Slasher films proliferated in the early 2000’s but now filmmakers were using CGI for gore, which was a bore. It wasn’t long before many went back to practical effects for more of the “old-school” feel. Some use computer trickery to make them look like old, battered films with cuts and missing scenes. Fun as they may be, they really don’t compare to a 35mm viewing of an old film that has played numerous theaters over the years and is full of genuine splices, missing scenes, and tinted red from wear.

Halloween (2018)

The slasher film to make the biggest impact so far in our brave new world of the twenty-first century has been 2018’s Halloween. Love it or hate it, it delivered a fun slasher vibe and even though it is more remake than sequel, it did well enough to rake in a quarter of a billion dollars in ticket sales worldwide (impressive indeed on a ten million dollar budget), solidifying the slasher film as a reliable money maker. It ensured two more films in the new storyline it created. Not only does its success ensure the slasher is here to stay, American Horror Story dedicated it’s 9th Season 1984, to the beloved slasher films of yore, and delivered some of the freshest retro slash-thrills in a long time. 

Because of the pandemic and the shutdown of indoor theaters, slasher films returned to the drive-ins in 2020 with a vengeance, along with every other horror movie from the past. Families, couples, and friends who just wanted a night out returned to the giant outdoor screens where all variety of classic 70’s and 80’s horror films, slasher and otherwise, returned to live again where they were intended. It does make you ask, “Why do people want to sit in their cars, outside, and watch an old film they could watch streaming anytime they wanted?” 

While more films are consumed through more ways than ever before, especially through countless streaming services, and fewer and fewer are being released theatrically, it seems like there are more slasher films now to choose from than ever before. I continue to watch them, hoping to find the next big thing, as the 15-year-old slasher fan that will always live within me is always hoping for the next big slasher thrill.

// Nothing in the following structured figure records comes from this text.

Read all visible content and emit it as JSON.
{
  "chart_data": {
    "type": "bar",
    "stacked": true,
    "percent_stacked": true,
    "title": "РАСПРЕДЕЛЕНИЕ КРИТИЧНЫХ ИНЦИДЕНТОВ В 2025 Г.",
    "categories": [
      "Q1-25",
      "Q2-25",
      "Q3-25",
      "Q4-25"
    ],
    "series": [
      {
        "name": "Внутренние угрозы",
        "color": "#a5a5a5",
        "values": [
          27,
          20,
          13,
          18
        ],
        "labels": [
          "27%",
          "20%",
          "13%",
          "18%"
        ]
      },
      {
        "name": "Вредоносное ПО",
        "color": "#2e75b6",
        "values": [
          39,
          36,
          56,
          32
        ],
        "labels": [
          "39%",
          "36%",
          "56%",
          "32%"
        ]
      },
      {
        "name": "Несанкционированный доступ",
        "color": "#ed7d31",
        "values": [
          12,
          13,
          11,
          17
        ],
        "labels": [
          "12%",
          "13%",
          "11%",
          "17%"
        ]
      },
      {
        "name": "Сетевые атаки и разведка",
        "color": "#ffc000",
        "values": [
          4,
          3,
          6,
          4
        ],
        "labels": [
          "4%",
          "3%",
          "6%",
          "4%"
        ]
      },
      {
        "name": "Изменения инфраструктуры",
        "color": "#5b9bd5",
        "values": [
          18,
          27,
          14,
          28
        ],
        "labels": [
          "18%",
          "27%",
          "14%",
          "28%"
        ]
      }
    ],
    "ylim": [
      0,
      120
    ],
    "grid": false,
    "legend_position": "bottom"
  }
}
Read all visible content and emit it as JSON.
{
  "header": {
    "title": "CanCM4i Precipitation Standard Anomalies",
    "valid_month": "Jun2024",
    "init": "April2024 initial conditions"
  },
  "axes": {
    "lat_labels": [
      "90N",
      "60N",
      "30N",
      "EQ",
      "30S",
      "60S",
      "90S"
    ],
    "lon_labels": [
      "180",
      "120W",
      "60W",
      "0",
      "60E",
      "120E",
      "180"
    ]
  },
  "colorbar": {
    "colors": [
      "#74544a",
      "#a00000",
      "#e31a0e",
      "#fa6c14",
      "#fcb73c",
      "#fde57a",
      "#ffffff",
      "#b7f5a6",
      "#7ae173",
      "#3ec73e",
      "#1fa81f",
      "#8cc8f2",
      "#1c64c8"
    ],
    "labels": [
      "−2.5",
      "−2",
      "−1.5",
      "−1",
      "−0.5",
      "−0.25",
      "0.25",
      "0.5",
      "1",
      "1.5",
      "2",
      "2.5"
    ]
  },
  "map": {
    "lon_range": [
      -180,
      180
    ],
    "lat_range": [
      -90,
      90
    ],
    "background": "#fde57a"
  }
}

These seven films satisfy all the components of what I expect, require from a slasher film, and they all have had some major influence on the genre within the time they were released. Some films that have similar aspects that I don’t consider “slasher” would be The Texas Chain Saw Massacre (1974) and Carrie (1976). Although similar in content, they lack some of the fundamentals required to be considered slashers, and while they come close- Carrie White’s prom night body count alone would make Jason or Freddy blush with envy- they just don’t invoke the same spirit. 

I don’t know, but when I hear someone lump those in with slasher movies, I probably transform into a bit of a “slasher-snob.” I have to remember that these films belong to all of us, and not all of us see them exactly the same way.